С тяжелым и обреченным вздохом Мик отвернулся от растревожившего ноктюрна, чтобы взглянуть на обращавшиеся к нему берцы «Доктор Мартин» с двенадцатью отверстиями и абы как завязанными шнурками. Неповоротливо взбираясь обратно на ноги, он с досадой пошебуршил рукой в кармане штанов, наконец выудив вожделенную аметистовую палочку, три штуки за фунт. Не то чтобы он против одолжить зажигалку Альме; скорее, он против того, как она встала, протянув руку, словно ему девять лет, а она ее конфискует.
– Вот. Не забудь отдать. А ты же знаешь, Уорри, что это просто разномастные картинки без всякой связи, не считая раздавленной сороконожки, которую ты называешь подписью? И как это все касается того, что я чуть не подавился насмерть?
Небрежно прикарманив наполовину пустой пластмассовый леденец без комментария или даже заметной благодарности, сестра критически изучила его из-под отяжелевших от наркотиков и туши век, словно не желая впускать слишком много фотонов отразившегося от него мещанского света.
– Ну, Уорри, в конце выставки в импровизированном перформансе я засуну тебе в глотку целую пятифунтовую банку драже от кашля, закончу начатое и наверняка переплюну Тернера. Вот из-за таких, как ты, у рабочего класса и не бывает ничего хорошего.
Он медленно и жалостливо покачал головой – пессимистичный ветеран.
– А из-за таких, как ты, Уорри, у них даже сраных зажигалок нет.
Альма ответила ему сложным тройным жестом V, для которого понадобились две ладони и скрещенные под острым углом предплечья и который Мику больше показался ритуализированным припадком, а потом ускакала вприпрыжку в открытую дверь, чтобы одновременно подышать свежим воздухом и закоптить его. Мик наблюдал за ней из окна яслей – за огромным комком бирюзового пуха, как будто катавшимся на неопределившемся ветру по обшарпанному пригорку снаружи: она шагала туда-сюда без остановки и раскуривала косяк чуть короче обычной тросточки слепого, который сестре наверняка казался незаметным и ненавязчивым. Чертовы женщины и их врожденный пространственный кретинизм. Конечно, она наверняка нарочно выбрала такое неподходящее крошечное помещение, чтобы даже если пришли только два человека и собака, казалось, будто она собрала аншлаг. Из окружающей боенской давки людей Мик услышал, как Берт Рейган ставит диагноз на ту же тему.

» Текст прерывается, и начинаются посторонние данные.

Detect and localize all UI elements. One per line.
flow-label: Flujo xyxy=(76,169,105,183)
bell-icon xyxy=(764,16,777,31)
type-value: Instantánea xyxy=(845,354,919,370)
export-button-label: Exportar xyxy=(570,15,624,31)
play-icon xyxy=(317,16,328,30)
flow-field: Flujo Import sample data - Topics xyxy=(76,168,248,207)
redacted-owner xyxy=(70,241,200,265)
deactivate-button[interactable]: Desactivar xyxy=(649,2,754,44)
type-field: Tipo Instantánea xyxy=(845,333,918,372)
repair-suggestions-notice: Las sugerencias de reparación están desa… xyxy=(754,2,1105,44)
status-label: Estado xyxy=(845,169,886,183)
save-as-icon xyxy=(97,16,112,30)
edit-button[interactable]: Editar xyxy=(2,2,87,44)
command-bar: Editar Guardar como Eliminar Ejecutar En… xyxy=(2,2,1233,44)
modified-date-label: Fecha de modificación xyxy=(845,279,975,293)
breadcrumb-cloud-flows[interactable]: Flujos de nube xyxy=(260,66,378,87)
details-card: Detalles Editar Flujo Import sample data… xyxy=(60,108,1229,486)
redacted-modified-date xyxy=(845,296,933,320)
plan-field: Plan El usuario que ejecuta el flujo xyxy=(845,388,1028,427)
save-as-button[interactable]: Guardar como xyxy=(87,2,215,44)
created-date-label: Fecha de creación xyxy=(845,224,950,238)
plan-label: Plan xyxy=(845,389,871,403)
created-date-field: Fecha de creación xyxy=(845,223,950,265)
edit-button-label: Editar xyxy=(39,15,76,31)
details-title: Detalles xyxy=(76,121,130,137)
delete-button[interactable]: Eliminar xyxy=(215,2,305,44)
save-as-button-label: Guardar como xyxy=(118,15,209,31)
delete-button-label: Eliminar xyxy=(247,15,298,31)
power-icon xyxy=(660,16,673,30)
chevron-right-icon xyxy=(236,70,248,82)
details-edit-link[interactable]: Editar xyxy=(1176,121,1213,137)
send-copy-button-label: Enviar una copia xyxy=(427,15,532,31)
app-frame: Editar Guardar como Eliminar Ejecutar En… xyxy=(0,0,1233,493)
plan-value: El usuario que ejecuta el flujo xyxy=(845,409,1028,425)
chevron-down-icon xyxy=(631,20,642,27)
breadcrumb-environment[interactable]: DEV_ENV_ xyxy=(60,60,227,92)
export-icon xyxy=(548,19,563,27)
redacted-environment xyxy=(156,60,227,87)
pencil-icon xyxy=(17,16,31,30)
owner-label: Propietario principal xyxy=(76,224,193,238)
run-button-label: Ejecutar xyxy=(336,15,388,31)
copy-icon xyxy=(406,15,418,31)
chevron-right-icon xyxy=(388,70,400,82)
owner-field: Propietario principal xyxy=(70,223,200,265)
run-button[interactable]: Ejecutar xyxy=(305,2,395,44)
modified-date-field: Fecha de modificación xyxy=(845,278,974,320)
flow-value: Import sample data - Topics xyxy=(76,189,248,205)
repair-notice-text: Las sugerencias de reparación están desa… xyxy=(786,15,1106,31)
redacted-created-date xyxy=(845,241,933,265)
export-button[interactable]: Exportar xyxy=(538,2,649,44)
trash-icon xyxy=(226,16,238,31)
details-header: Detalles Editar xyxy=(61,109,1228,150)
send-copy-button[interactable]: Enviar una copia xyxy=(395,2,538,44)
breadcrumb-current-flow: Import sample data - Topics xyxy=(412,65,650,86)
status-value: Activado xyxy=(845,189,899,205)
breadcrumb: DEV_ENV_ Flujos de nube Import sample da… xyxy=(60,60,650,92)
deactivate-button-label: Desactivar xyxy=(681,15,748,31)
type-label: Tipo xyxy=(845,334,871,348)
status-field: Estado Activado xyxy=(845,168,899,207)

– Хар-хар. Ебать-колотить. Ей это че, собрание Анонимных Агорафобов? Вечно у нее все не в строку, да, у твоей старшей?
Мик обернулся и усмехнулся вопреки всем ожиданиям крепкому охламону и проходимцу, который ухитрялся выглядеть огненно-рыжим даже сейчас, когда его оставшиеся волосы поседели.
– Здорово, Берт. Сказать по правде, у нее какая-то своя отдельная книга, не то что строка. И та на своем языке, который она сама и выдумала. Слушай, я тебя видел с пожилой женщиной – это твоя мама? Слышал, как она разговаривает. И не встречал такого акцента Боро уже целую вечность.
Сухопутный пират оголил в довольной улыбке россыпь уцелевших зубов – клавиатура пианино после игры в две руки и одну кувалду.
– О да. А она ничего для своих восьмидесяти шести или сколько ей там натикало, а? Выросла у Комптонской улицы, рядом с Ручейным переулком. Мы с братишкой и сестричкой думаем, она еще всех нас переживет, просто из чистого нортгемптонского упрямства.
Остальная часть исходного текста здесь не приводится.